Baz Luhrmann et Elvis Presley, deux noms qui a priori avaient peu de chance de me passionner.
Tout d'abord la figure de Baz, cinéaste dont je ne suis guère familier et dont les films que j'ai vu de lui vont à mon sens de vulgaire et insupportable (Gatsby le magnifique) à sympathique mais pas de quoi se relever la nuit (Moulin Rouge), puis l'icône Elvis Presley, dont finalement je connaissais que très peu de choses, dont la musique hors mis deux ou trois standards ne m'est pas plus familière que cela et que j'associe d'avantage aux 20 ans de mon paternel né dans les années 1930, bref ça sent le sapin, le rock est mort tout ça, tout ça. Bref c'était pas gagné.

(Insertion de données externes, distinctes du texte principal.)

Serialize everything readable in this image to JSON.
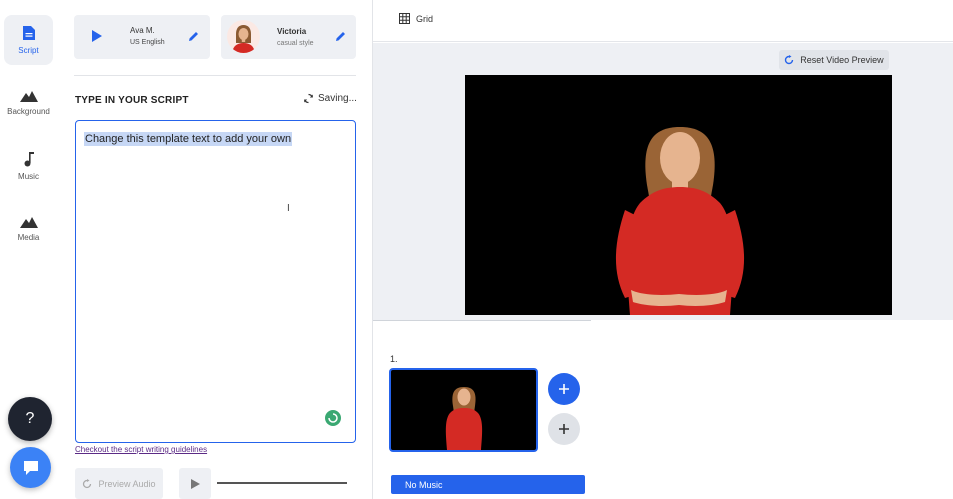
{
  "sidebar": {
    "items": [
      {
        "label": "Script",
        "icon": "document-icon"
      },
      {
        "label": "Background",
        "icon": "mountain-icon"
      },
      {
        "label": "Music",
        "icon": "music-note-icon"
      },
      {
        "label": "Media",
        "icon": "mountain-icon"
      }
    ],
    "help_label": "?"
  },
  "voice": {
    "name": "Ava M.",
    "language": "US English"
  },
  "avatar": {
    "name": "Victoria",
    "style": "casual style"
  },
  "script": {
    "title": "TYPE IN YOUR SCRIPT",
    "status": "Saving...",
    "text": "Change this template text to add your own",
    "guidelines_link": "Checkout the script writing guidelines",
    "preview_audio_label": "Preview Audio"
  },
  "toolbar": {
    "grid_label": "Grid",
    "reset_label": "Reset Video Preview"
  },
  "scenes": {
    "items": [
      {
        "number": "1."
      }
    ]
  },
  "music": {
    "label": "No Music"
  },
  "colors": {
    "accent": "#2563eb",
    "panel_bg": "#eef0f4",
    "dress": "#d42a24"
  }
}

Quelle claque ! Voilà c'est posé là sans embages, inutile de faire perdurer le suspens, j'ai adoré ce film du début à la fin.
Dès la scène d'introduction, le film m'attrape et ne me lache plus, son montage et son rythme frénétique me captivent, d'une créativité dingue, avec des idées à chaque plan, sans jamais toutefois tomber dans l'indigeste.
La partie musicale est exceptionnelle, qu'elle soit intradiégétique ou extradiégétique, elle est toujours pertinente, sert toujours le récit, soit dans une illustration sur le moment, soit dans ce qu'elle veut expliquer au spectateur d'aujourd'hui pour qui comme moi l'image d'Elvis est très floue, j'en veux pour preuve par exemple l'anachronisme de certains morceaux, ces mash-up, signature de Baz Luhrmann, qui nous aident à comprendre ce qu'a pu représenter pour la jeunesse d'alors cet artiste.
Tout est non seulement généreux, comme peut l'être le cinéma de Leos Carax, mais aussi utile et servant le propos.
Evidemment la prestation, l'incarnation de Austin Butler est époustouflante et il n'y a pas un instant où je n'ai pas cru au personnage, mais c'est l'incarnation du colonel Parker, dont j'ignorais totalement l'existence et son rôle dans la carrière d'Elvis qui m'a absolument sidéré, Tom Hanks qu'on peine à imaginer incarner un tel personnage aussi détestable est prodigieux, et en choisissant de raconter cette histoire populaire, qui fait partie de notre culture occidentale par son point de vue, le film prend un parti qui m'intéresse grandement.
Car en effet s'il ne fait aucun doute que cet impresario est plus proche de l'escroc patenté plus prompt à servir ses intérêts que ceux de son poulain, il a néanmoins ce panache qui le classe immédiatement parmi les grands maîtres de l'arnaque, ceux qui prennent des risques et dont les fruits, pourris d'accord, mais réels vont néanmoins aussi participer à l'essor d'un petit gars d'extraction modeste. Petit gars qui incarnera non seulement le star systeme, il est littéralement la première rock star, la première pop star, la première idole et tous ceux qui suivront ensuite ne feront que répéter cette définition post Elvis. Je suis désolé, mais je veux plus de "méchant" de cette trempe et de cette envergure dans mon cinéma, ce personnage est un délice de gourmet cinéphile.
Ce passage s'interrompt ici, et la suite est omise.